In terms of recreational use of marijuana, although it is now legal in states like Washington and Michigan, it still does not protect an employee from being fired. These laws leave the decision up to the employers, which means that anyone who uses marijuana recreationally is still at risk for termination.
How Have Companies Reacted to the Legalization of Marijuana? And Are They Still Testing for THC?
One of the biggest priorities (and challenges) a company faces is to keep up with the times. Now that marijuana is legal in most states, employers and companies across the country have been updating their drug policies to stay current.
For most users, this is great news; now that companies have been 86-ing their no tolerance drug policies, this means they are now more open to hiring new talent even if they have tested positive for marijuana and do not fire an employee if they test positive for it, as well. With these new guidelines, users can continue to use marijuana recreationally and for medicinal purposes without fear of losing their livelihood.
However, the repercussions also depend on what exactly an employee tests positive for. When it comes to marijuana, it is the component called tetrahydrocannabinol (THC) that makes a person inebriated. This interferes with the ability to react to situations, can cause disengagement, drowsiness, and so on. On the other hand, there is another type of chemical found in both marijuana and hemp called cannabidiol (CBD), which is known for its anti-inflammatory and medical properties. CBD does not interfere with a person’s state of mind, rather, it treats inflammation and can significantly decrease pain, seizures, and it is a common part of treatment to control many other medical conditions.
So, while THC can often negatively impact a person’s ability to function purposefully in the workplace, CBD can be the reason why an individual can function at work at all. Also, CBD, which typically comes in an oil or supplement, is legal federally, which means anyone can take advantage of its benefits without facing consequences.
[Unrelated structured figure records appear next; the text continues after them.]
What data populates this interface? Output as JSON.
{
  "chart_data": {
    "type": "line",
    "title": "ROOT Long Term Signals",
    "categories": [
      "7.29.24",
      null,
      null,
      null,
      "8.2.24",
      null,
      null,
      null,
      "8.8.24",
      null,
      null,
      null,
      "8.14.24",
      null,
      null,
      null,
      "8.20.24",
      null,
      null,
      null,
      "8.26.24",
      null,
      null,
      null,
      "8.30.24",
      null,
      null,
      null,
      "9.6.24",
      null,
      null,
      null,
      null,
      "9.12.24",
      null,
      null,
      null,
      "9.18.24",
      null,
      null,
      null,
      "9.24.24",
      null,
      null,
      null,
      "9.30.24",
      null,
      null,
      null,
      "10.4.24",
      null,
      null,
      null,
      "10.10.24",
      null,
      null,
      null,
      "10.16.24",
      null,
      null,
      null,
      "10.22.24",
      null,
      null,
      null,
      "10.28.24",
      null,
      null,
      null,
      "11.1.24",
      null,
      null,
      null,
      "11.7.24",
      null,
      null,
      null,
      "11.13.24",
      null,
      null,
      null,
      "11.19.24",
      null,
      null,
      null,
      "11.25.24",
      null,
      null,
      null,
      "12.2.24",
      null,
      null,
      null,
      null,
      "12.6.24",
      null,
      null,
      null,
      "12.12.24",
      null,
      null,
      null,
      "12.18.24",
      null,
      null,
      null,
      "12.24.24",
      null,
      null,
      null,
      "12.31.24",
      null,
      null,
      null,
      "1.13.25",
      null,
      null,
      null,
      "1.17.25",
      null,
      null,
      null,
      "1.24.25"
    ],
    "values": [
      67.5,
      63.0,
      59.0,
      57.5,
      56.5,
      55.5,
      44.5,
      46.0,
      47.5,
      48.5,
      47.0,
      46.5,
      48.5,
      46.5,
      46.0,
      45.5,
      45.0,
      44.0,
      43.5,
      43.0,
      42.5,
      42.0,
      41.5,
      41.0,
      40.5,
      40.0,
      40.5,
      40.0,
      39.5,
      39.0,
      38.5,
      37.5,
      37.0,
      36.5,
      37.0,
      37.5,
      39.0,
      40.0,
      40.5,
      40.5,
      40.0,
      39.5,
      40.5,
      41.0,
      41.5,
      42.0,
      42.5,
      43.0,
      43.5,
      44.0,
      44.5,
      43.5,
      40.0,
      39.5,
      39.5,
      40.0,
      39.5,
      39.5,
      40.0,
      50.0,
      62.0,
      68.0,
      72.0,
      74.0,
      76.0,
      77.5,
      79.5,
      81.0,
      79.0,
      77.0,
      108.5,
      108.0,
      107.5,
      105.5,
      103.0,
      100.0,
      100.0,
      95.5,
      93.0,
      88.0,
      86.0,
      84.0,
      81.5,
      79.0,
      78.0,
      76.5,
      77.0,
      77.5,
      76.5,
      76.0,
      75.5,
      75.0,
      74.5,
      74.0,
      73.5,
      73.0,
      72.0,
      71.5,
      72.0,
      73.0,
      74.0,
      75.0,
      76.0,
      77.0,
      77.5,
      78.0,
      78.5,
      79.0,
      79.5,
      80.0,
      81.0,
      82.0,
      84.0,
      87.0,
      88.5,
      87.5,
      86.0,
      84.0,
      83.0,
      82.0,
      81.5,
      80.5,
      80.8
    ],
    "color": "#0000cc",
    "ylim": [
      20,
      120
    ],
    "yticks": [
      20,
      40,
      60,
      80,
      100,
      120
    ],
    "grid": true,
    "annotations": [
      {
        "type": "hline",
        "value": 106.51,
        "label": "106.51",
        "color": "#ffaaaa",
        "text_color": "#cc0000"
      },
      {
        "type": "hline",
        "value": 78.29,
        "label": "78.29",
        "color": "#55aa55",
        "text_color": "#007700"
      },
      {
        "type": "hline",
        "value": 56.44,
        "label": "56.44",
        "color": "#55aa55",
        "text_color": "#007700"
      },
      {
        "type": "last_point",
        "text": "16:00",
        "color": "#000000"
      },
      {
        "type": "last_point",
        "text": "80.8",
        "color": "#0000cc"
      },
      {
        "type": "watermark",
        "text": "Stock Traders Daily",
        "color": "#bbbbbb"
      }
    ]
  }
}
Even though THC can have serious side effects, if a person uses a product containing marijuana outside of work, most companies will let it slide; it only matters if the THC affects them by raising issues at work. Because of this, some employers have started using drug testing options that do not check for THC. Fortunately, there are many drug testing brands that provide accurate drug testing options which confirm the use of other drugs, which means marijuana users don’t have to worry about false positives.
However, this is not the case for every company, especially for those with high profiles or dangerous work environments. Employers generally expect the best production from their employees regardless of the THC factor, which means if an employee is a marijuana user and is not performing well or causes (or nearly causes) an accident, for legal protection, the company may decide to let that employee go for the safety and health betterment of the company and other employees.
Overall, whether a company tests for THC depends heavily on both state laws and the company’s drug testing protocols; however, at this point, most employers still opt to be aware of THC use even if they choose not to use it as a hiring or firing factor.